26 Septembre 2022
Dans ce bouleversant spectacle, Anouk Grinberg et Nicolas Repac explorent une brèche ouverte dans le paysage convenu de la littérature en donnant la parole à ceux qui vivent ou ont vécu à l’écart du monde et de la culture. Des écrits « bruts » pleins de fulgurances.
Ils apparaissent sur scène, lui tout en longueur, elle frêle silhouette à la Gavroche avec un melon cabossé sur la tête. La scène est encombrée d’instruments de musique posés sur des supports de branchages – kalimba africain, guimbarde, tambour, gongs asiatiques, bracelets de chevilles à clochettes, guitare et instruments à cordes de toutes tailles – produisant autant de sons étranges venus d’ailleurs. Au sol, une moquette fleurie dit le monde plus riant et coloré auquel aspirent celles et ceux dont les textes vont se succéder.
« Je suis un livre que personne n’a jamais ouvert »

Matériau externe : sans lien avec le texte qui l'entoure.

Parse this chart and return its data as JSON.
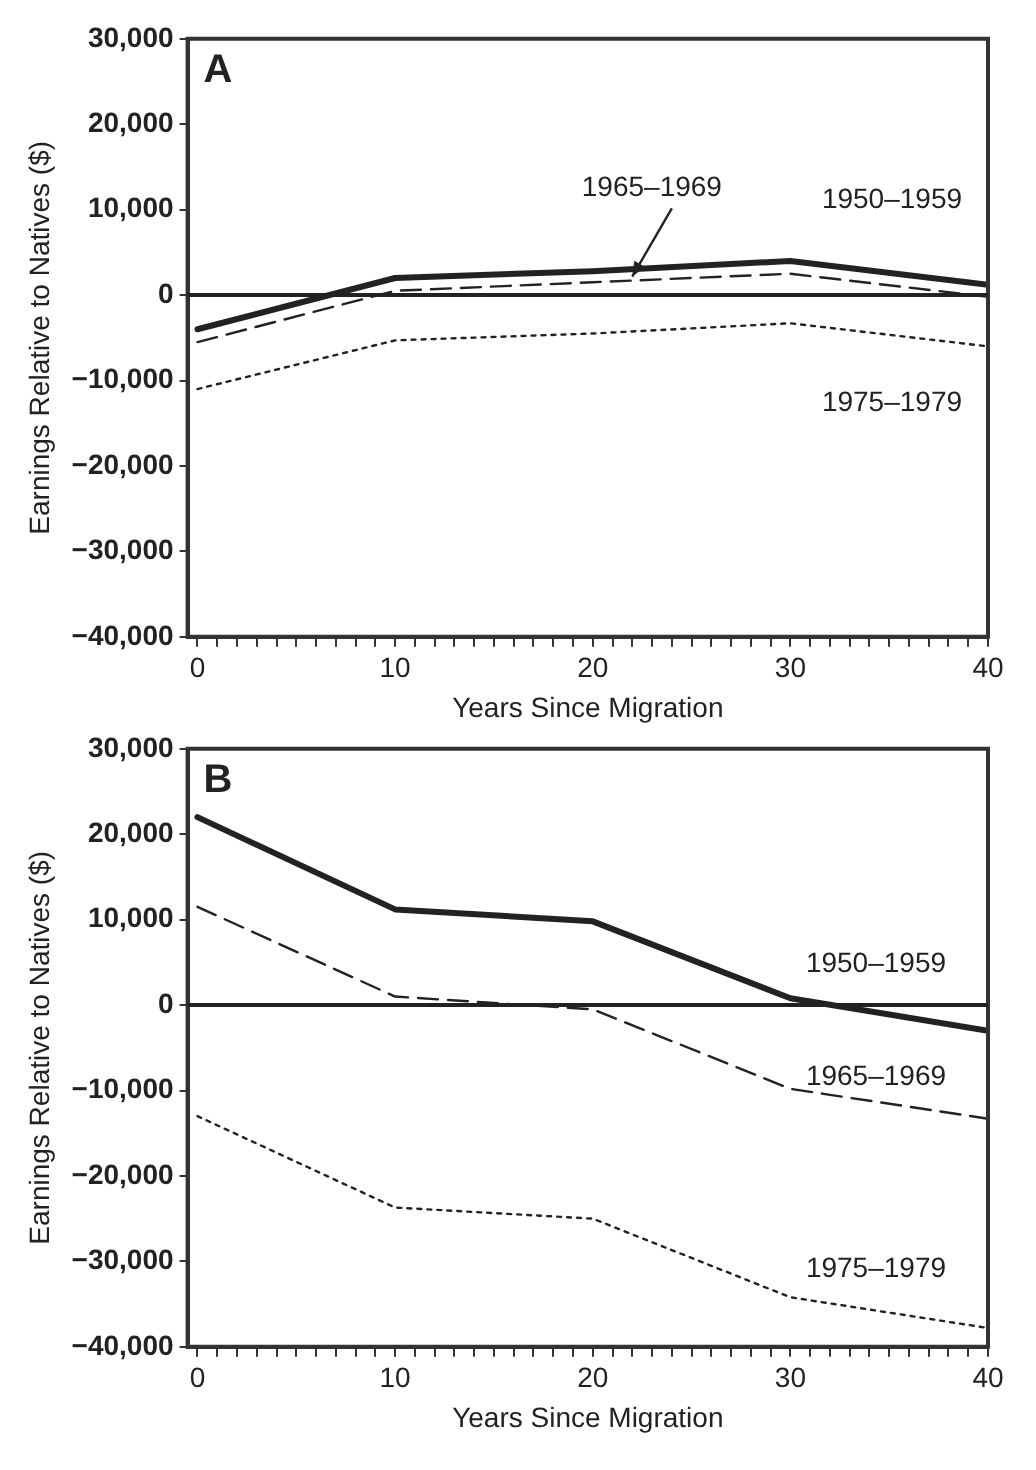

Ces textes, ils parlent d’un autre monde. D’un monde de la privation de liberté et de la solitude. Ceux qui parlent y sont enfermés et ils ne comprennent pas pourquoi. Pas en prison, mais dans des institutions psychiatriques où certains font plus que de longs séjours, et dont ils sont même, parfois, pensionnaires à vie. Alors ils demandent qu’on les libère, s’insurgent d’avoir été séparés des leurs ou plaident, avec une obstination touchante, qu’ils vont mieux, qu’il faut les laisser sortir. Anouk Grinberg cite leurs noms – ils s’appellent Romain, Jules Pages, Lotte Morin Jego Hestz ou Justine Python, entre autres – mais d’autres sont des inconnus, reclus anonymes engloutis dans les couloirs des institutions. Elle donne des informations sur les raisons qui les ont conduits là, et parfois on s’étonne qu’ils l’aient été, tant les lettres qu’ils écrivent à des destinataires qui ne les liront jamais semblent « sensées ». Ils racontent avec leurs mots leur histoire parfois, justifient leurs comportements, veulent qu’on leur rende justice, demandent qu’on les écoute, et leurs témoignages sont bouleversants. Parce que la souffrance est là. Dans cette impossibilité d’être entendus.
Une littérature « libre »
Dans cette tentative désespérée d’ouvrir une brèche, de trouver, au bout de leurs doigts, quelqu’un, ils écrivent, et leur parole a un singulier relief. Parce qu’ils ne parlent pas comme tout le monde, parce que leur pratique du langage, au-delà de tout apprentissage social, est directement issue de cette nécessité d’expression. Parce que leur vocabulaire ou leur syntaxe échappent aux normes. Justine Python couvre les pages qu’elle répand d’une écriture fine sans laisser d’espaces ni de ponctuation, là où Marguerite Pyllonel trace ses mots avec une belle graphie soignée, presque maniaque, toute en pleins et en déliés, en suivant scrupuleusement les lignes existant sur la page. Quant à Babouillec, l’enfant autiste « très déclarée sans paroles », qui n’a jamais parlé ni appris à lire et n’est jamais allée à l’école, c’est à l’aide de lettres de l’alphabet rangées dans une boîte en bois qu’elle forme des phrases qui témoignent d’une perception visionnaire. « L’ériture, dit-elle, est mon arme secrète. J’adore appuyer sur la gâchette, balancer des munitions pour faire péter le son et me faire entendre. » À quoi leur sert l’écriture ? « À foutre dehors le dedans de ta tête », à parler de la vie qu’ils auraient voulu avoir, à tuer « mes démons silencieux dans les tentatives singulières des sorties éphémères de ma boîte crânienne. »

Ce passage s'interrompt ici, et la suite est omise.